Germany’s return to prominence follows a global 50% rise in DLS posts in 2025. While the UK saw postings cool, non-English-speaking nations—especially Germany—witnessed a surge. This “linguistic pivot” is driven by the maturation of the cyber criminal ecosystem, including the use of AI to automate high-quality localization of extortion materials, eroding the historical protection of language barriers.

Google Threat Intelligence Group has observed multiple criminal groups actively advertising for access to German companies, offering a cut of extortion fees. For example, since November 2024, the threat actor known as Sarcoma has targeted businesses across several highly developed nations, including Germany. These groups are shifting from “big game” targets in North America and the UK, where security posture improvements and private cyber insurance settlements reduce public leak volume.

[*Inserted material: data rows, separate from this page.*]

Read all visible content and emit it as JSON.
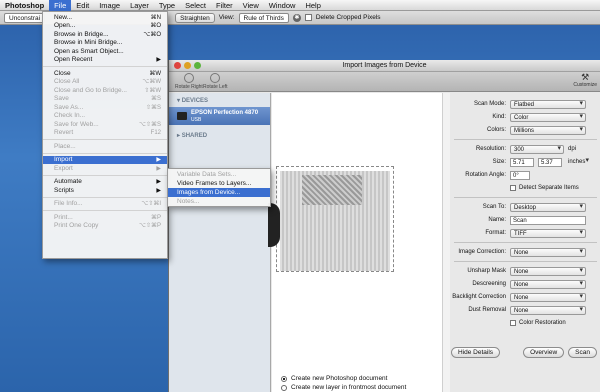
{
  "menubar": {
    "items": [
      "Photoshop",
      "File",
      "Edit",
      "Image",
      "Layer",
      "Type",
      "Select",
      "Filter",
      "View",
      "Window",
      "Help"
    ]
  },
  "options_bar": {
    "constrain": "Unconstrai",
    "straighten": "Straighten",
    "view_label": "View:",
    "view_value": "Rule of Thirds",
    "delete_cropped": "Delete Cropped Pixels"
  },
  "file_menu": {
    "items": [
      {
        "label": "New...",
        "shortcut": "⌘N",
        "disabled": false
      },
      {
        "label": "Open...",
        "shortcut": "⌘O",
        "disabled": false
      },
      {
        "label": "Browse in Bridge...",
        "shortcut": "⌥⌘O",
        "disabled": false
      },
      {
        "label": "Browse in Mini Bridge...",
        "shortcut": "",
        "disabled": false
      },
      {
        "label": "Open as Smart Object...",
        "shortcut": "",
        "disabled": false
      },
      {
        "label": "Open Recent",
        "shortcut": "▶",
        "disabled": false
      },
      {
        "label": "Close",
        "shortcut": "⌘W",
        "disabled": false
      },
      {
        "label": "Close All",
        "shortcut": "⌥⌘W",
        "disabled": true
      },
      {
        "label": "Close and Go to Bridge...",
        "shortcut": "⇧⌘W",
        "disabled": true
      },
      {
        "label": "Save",
        "shortcut": "⌘S",
        "disabled": true
      },
      {
        "label": "Save As...",
        "shortcut": "⇧⌘S",
        "disabled": true
      },
      {
        "label": "Check In...",
        "shortcut": "",
        "disabled": true
      },
      {
        "label": "Save for Web...",
        "shortcut": "⌥⇧⌘S",
        "disabled": true
      },
      {
        "label": "Revert",
        "shortcut": "F12",
        "disabled": true
      },
      {
        "label": "Place...",
        "shortcut": "",
        "disabled": true
      },
      {
        "label": "Import",
        "shortcut": "▶",
        "disabled": false
      },
      {
        "label": "Export",
        "shortcut": "▶",
        "disabled": true
      },
      {
        "label": "Automate",
        "shortcut": "▶",
        "disabled": false
      },
      {
        "label": "Scripts",
        "shortcut": "▶",
        "disabled": false
      },
      {
        "label": "File Info...",
        "shortcut": "⌥⇧⌘I",
        "disabled": true
      },
      {
        "label": "Print...",
        "shortcut": "⌘P",
        "disabled": true
      },
      {
        "label": "Print One Copy",
        "shortcut": "⌥⇧⌘P",
        "disabled": true
      }
    ]
  },
  "import_submenu": {
    "items": [
      {
        "label": "Variable Data Sets...",
        "disabled": true
      },
      {
        "label": "Video Frames to Layers...",
        "disabled": false
      },
      {
        "label": "Images from Device...",
        "disabled": false
      },
      {
        "label": "Notes...",
        "disabled": true
      }
    ]
  },
  "window": {
    "title": "Import Images from Device",
    "toolbar": {
      "rotate_right": "Rotate Right",
      "rotate_left": "Rotate Left",
      "customize": "Customize"
    },
    "sidebar": {
      "devices_header": "DEVICES",
      "device_name": "EPSON Perfection 4870",
      "device_sub": "USB",
      "shared_header": "SHARED"
    },
    "settings": {
      "scan_mode_label": "Scan Mode:",
      "scan_mode": "Flatbed",
      "kind_label": "Kind:",
      "kind": "Color",
      "colors_label": "Colors:",
      "colors": "Millions",
      "resolution_label": "Resolution:",
      "resolution": "300",
      "resolution_unit": "dpi",
      "size_label": "Size:",
      "size_w": "5.71",
      "size_h": "5.37",
      "size_unit": "inches",
      "rotation_label": "Rotation Angle:",
      "rotation": "0°",
      "detect_separate": "Detect Separate Items",
      "scan_to_label": "Scan To:",
      "scan_to": "Desktop",
      "name_label": "Name:",
      "name": "Scan",
      "format_label": "Format:",
      "format": "TIFF",
      "image_correction_label": "Image Correction:",
      "image_correction": "None",
      "unsharp_label": "Unsharp Mask",
      "unsharp": "None",
      "descreening_label": "Descreening",
      "descreening": "None",
      "backlight_label": "Backlight Correction",
      "backlight": "None",
      "dust_label": "Dust Removal",
      "dust": "None",
      "color_restoration": "Color Restoration"
    },
    "buttons": {
      "hide_details": "Hide Details",
      "overview": "Overview",
      "scan": "Scan"
    },
    "below": {
      "opt1": "Create new Photoshop document",
      "opt2": "Create new layer in frontmost document"
    }
  }
}
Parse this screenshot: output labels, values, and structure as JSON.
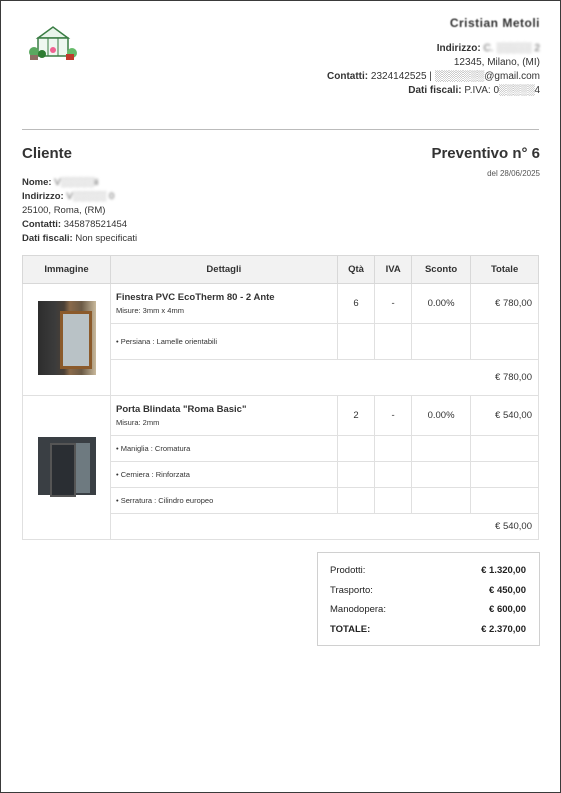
{
  "company": {
    "name": "Cristian Metoli",
    "address_label": "Indirizzo:",
    "address_line1": "C. ░░░░░ 2",
    "address_line2": "12345, Milano, (MI)",
    "contacts_label": "Contatti:",
    "contacts_value": "2324142525 | ░░░░░░░@gmail.com",
    "fiscal_label": "Dati fiscali:",
    "fiscal_value": "P.IVA: 0░░░░░4"
  },
  "client": {
    "heading": "Cliente",
    "name_label": "Nome:",
    "name_value": "V░░░░░ii",
    "address_label": "Indirizzo:",
    "address_value": "V░░░░░ 0",
    "address_line2": "25100, Roma, (RM)",
    "contacts_label": "Contatti:",
    "contacts_value": "345878521454",
    "fiscal_label": "Dati fiscali:",
    "fiscal_value": "Non specificati"
  },
  "quote": {
    "title": "Preventivo n° 6",
    "date": "del 28/06/2025"
  },
  "table": {
    "headers": [
      "Immagine",
      "Dettagli",
      "Qtà",
      "IVA",
      "Sconto",
      "Totale"
    ],
    "items": [
      {
        "name": "Finestra PVC EcoTherm 80 - 2 Ante",
        "measure": "Misure: 3mm x 4mm",
        "qty": "6",
        "iva": "-",
        "discount": "0.00%",
        "total": "€ 780,00",
        "options": [
          "• Persiana : Lamelle orientabili"
        ],
        "subtotal": "€ 780,00"
      },
      {
        "name": "Porta Blindata \"Roma Basic\"",
        "measure": "Misura: 2mm",
        "qty": "2",
        "iva": "-",
        "discount": "0.00%",
        "total": "€ 540,00",
        "options": [
          "• Maniglia : Cromatura",
          "• Cerniera : Rinforzata",
          "• Serratura : Cilindro europeo"
        ],
        "subtotal": "€ 540,00"
      }
    ]
  },
  "totals": {
    "products_label": "Prodotti:",
    "products_value": "€ 1.320,00",
    "shipping_label": "Trasporto:",
    "shipping_value": "€ 450,00",
    "labor_label": "Manodopera:",
    "labor_value": "€ 600,00",
    "total_label": "TOTALE:",
    "total_value": "€ 2.370,00"
  }
}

The data also reveals that the growth rate is not an outlier due to economy size. Germany’s 92% increase in victim listings on DLS platforms triples the European average, underscoring a targeted campaign rather than a general uptick. “We’re seeing a convergence of factors: automated localization tools, a pivot to the Mittelstand, and a criminal ecosystem that’s now industrialized,” Collier added.

What This Means

For German businesses, this surge signals an urgent need to bolster defenses. The Mittelstand, which forms the backbone of the German economy, faces heightened risk as criminals exploit digital supply chains and weak incident response. “The threat is no longer just to large corporations,” Grunewald warned. “Every digitized SME in Germany is a potential target now.”

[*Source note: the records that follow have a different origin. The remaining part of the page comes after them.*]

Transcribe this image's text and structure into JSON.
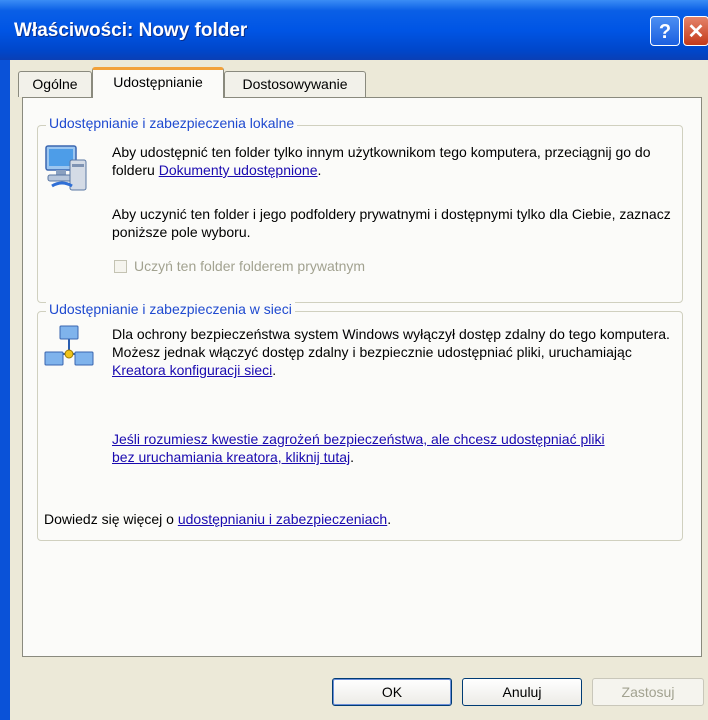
{
  "window": {
    "title": "Właściwości: Nowy folder",
    "help_label": "?",
    "close_label": "✕"
  },
  "tabs": [
    {
      "label": "Ogólne"
    },
    {
      "label": "Udostępnianie"
    },
    {
      "label": "Dostosowywanie"
    }
  ],
  "local": {
    "legend": "Udostępnianie i zabezpieczenia lokalne",
    "para1_text": "Aby udostępnić ten folder tylko innym użytkownikom tego komputera, przeciągnij go do folderu ",
    "para1_link": "Dokumenty udostępnione",
    "para1_end": ".",
    "para2_text": "Aby uczynić ten folder i jego podfoldery prywatnymi i dostępnymi tylko dla Ciebie, zaznacz poniższe pole wyboru.",
    "checkbox_label": "Uczyń ten folder folderem prywatnym",
    "checkbox_checked": false
  },
  "network": {
    "legend": "Udostępnianie i zabezpieczenia w sieci",
    "para1_text": "Dla ochrony bezpieczeństwa system Windows wyłączył dostęp zdalny do tego komputera. Możesz jednak włączyć dostęp zdalny i bezpiecznie udostępniać pliki, uruchamiając ",
    "para1_link": "Kreatora konfiguracji sieci",
    "para1_end": ".",
    "risk_link": "Jeśli rozumiesz kwestie zagrożeń bezpieczeństwa, ale chcesz udostępniać pliki bez uruchamiania kreatora, kliknij tutaj",
    "risk_end": ".",
    "learn_text": "Dowiedz się więcej o ",
    "learn_link": "udostępnianiu i zabezpieczeniach",
    "learn_end": "."
  },
  "buttons": {
    "ok": "OK",
    "cancel": "Anuluj",
    "apply": "Zastosuj"
  },
  "icons": {
    "local": "computer-share-icon",
    "network": "network-computers-icon"
  }
}
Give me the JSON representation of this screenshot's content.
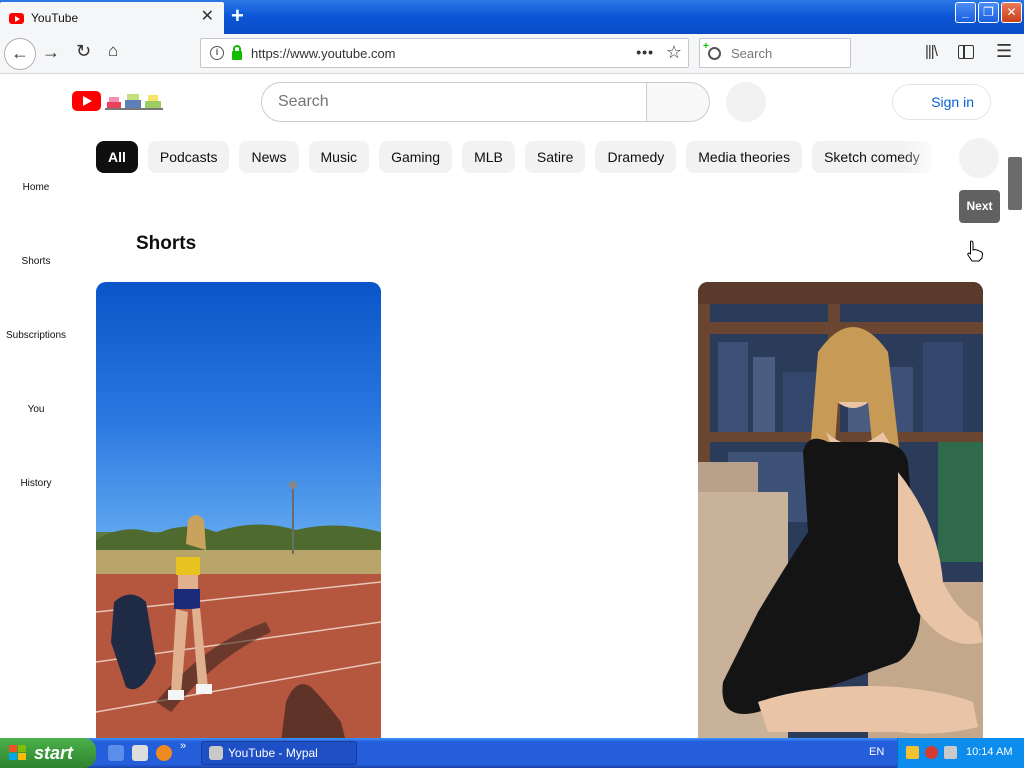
{
  "browser": {
    "tab_title": "YouTube",
    "url": "https://www.youtube.com",
    "search_placeholder": "Search",
    "page_actions_label": "•••"
  },
  "youtube": {
    "search_placeholder": "Search",
    "sign_in_label": "Sign in",
    "chips": [
      "All",
      "Podcasts",
      "News",
      "Music",
      "Gaming",
      "MLB",
      "Satire",
      "Dramedy",
      "Media theories",
      "Sketch comedy"
    ],
    "active_chip": "All",
    "next_tooltip": "Next",
    "guide": [
      "Home",
      "Shorts",
      "Subscriptions",
      "You",
      "History"
    ],
    "section_title": "Shorts"
  },
  "taskbar": {
    "start_label": "start",
    "task_label": "YouTube - Mypal",
    "language": "EN",
    "clock": "10:14 AM"
  },
  "colors": {
    "brand_red": "#ff0000",
    "link_blue": "#065fd4",
    "chip_active": "#0f0f0f",
    "xp_taskbar": "#245edb",
    "xp_start": "#3c9a3c"
  }
}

Policymakers in Berlin and Brussels must act quickly. The European Union’s NIS2 directive and Germany’s own IT security law may need stricter enforcement for mid-sized firms. Additionally, cross-border intelligence sharing and public-private partnerships are critical to counter the industrialized cybercrime ecosystem. “We can’t afford a wait-and-see approach,” said Collier. “The criminals are moving faster than the defenses.”

The return of Germany as a primary cyber extortion arena also reshapes regional priorities. Neighboring countries should expect spillover effects as threat actors expand their playbook. For now, all eyes are on Berlin’s response—and on the shadowy groups that have made German data leaks their new gold mine.